However, this year, with the rising costs of Medicare and Inflation, the first Cost of Living (COLA) increase since 2009 has been approved by the Social Security Administration – at 3.6% of monthly benefits. The increase in Medicare premium cuts will amount to approximately $3.50 in additional deductions (or 10% of the COLA increase) (Globe) – How much does politics factor into this - again, the Globe notes that
“It could be good, too, for President Barack Obama and Democrats struggling for older Americans' votes in a close election.”
Senior Citizens currently receiving benefits, are already concerned with the rising costs of food and fuel (which is not factored into the rate of inflation released by the Depart of Labor Statistics, which figure is used by the Social Security Administration as the basis for the percentage of COLA increase, an increase in Medicare Premiums, food and fuel, basically negates the 3.6% increase. For example, a widow earning Social Security Benefits of $600 per month will see an increase of $21.60, as Social Security Benefits are not immune to Federal Taxes, (see article here on elderlawanswers.com:” Although Social Security retirement benefits are generally not taxable, people with substantial income in addition to their Social Security payments may pay taxes on their benefits. If you file a federal tax return as an individual and your "combined income," -- calculated by adding one-half of your Social Security benefit to other income, including nontaxable interest income -- is between $25,000 and $34,000, 50 percent of your benefits will be considered taxable. If your combined income is above $34,000, 85 percent of your benefits are subject to income tax. If you file a joint return and you and your spouse have a combined income between $32,000 and $44,000, 50 percent of your benefits will be subject to tax.
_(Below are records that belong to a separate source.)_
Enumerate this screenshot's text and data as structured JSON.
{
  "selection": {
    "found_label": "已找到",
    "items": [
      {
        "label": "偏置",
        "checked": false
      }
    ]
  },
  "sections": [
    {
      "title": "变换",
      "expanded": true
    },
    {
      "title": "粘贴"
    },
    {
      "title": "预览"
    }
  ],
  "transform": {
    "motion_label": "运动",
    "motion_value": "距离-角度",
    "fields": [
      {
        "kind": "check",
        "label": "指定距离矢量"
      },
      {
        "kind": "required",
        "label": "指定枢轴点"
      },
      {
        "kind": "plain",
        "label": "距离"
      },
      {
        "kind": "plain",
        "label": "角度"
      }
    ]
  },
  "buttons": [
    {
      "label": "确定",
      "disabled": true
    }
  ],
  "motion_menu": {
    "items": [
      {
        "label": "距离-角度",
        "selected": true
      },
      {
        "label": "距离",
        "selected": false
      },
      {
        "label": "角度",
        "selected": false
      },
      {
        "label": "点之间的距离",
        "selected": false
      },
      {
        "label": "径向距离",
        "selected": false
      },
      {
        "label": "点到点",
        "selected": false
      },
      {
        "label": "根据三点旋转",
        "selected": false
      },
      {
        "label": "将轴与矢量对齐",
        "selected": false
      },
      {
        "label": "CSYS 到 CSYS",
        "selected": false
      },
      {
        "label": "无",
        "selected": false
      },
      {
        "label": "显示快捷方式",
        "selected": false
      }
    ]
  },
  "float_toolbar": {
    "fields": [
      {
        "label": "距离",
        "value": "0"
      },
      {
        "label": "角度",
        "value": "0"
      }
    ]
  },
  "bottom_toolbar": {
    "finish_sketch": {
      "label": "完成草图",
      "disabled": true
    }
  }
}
If your combined income is more than $44,000, 85 percent of your benefits are subject to income tax.”)
Therefore, a couple who has retired or has been forced to retire, with an income of $44,000 per year (before taxes) that consists of social security, are subject to a 50% tax on benefits, which, is a real eye opener – the highest payment to social security recipients is capped at $2366 (2011), therefore, assuming that an individual receives $28,392 in SSI Benefits, (and is the sole provider of income for a couple) retirement benefits (and is the sole provider of income for a couple (not unusual for those over 65 at present) should they have an additional annuity or pension that equals roughly $15000 annually, the net result is a $14,196 tax, leaving that couple with $24,000 annually – Out of those “wages”, there are state and local income and real estate taxes, should they own a home – cutting further into available funds for luxury items such as food, heating oil and co-pays to medical groups, as well as insurance premiums should the couple own a car, have life or long term care insurance.
The current system does nothing to help SS recipients (specifically retirees) – it does give them additional income, but constrains them in that income received, and if they go over due to an additional retirement plan and or part time job, they are taxed back to the Stone Age.
Who is eligible for Social Security Benefits? Retirees and those who are considered “Disabled” by the SSI administration are eligible for a range of benefits. Disabilities maybe something serious, granted, but others who are eligible for benefits include groups such as: children and young adults with ADHD. In addition, Medicaid, which is a sister program, is available to immigrants, especially if they lack English Language skills.
Therefore, the program should be specifically for those who have paid in, for retirement programs and separated from other “giveaway” programs. In addition, seniors should not be penalized for earning a wage that is at middle class, by forcing them to the poverty level.
Is it no wonder the system is broke – and it is a sham on the nation that politician’s use this most important lifeline (what there is of it), to sway a vote on those, who for the most part, are living day to day on what’s left of their Social Security Check, while delivering nothing, changing nothing, and using those monies to fund programs outside the scope of “retirement”.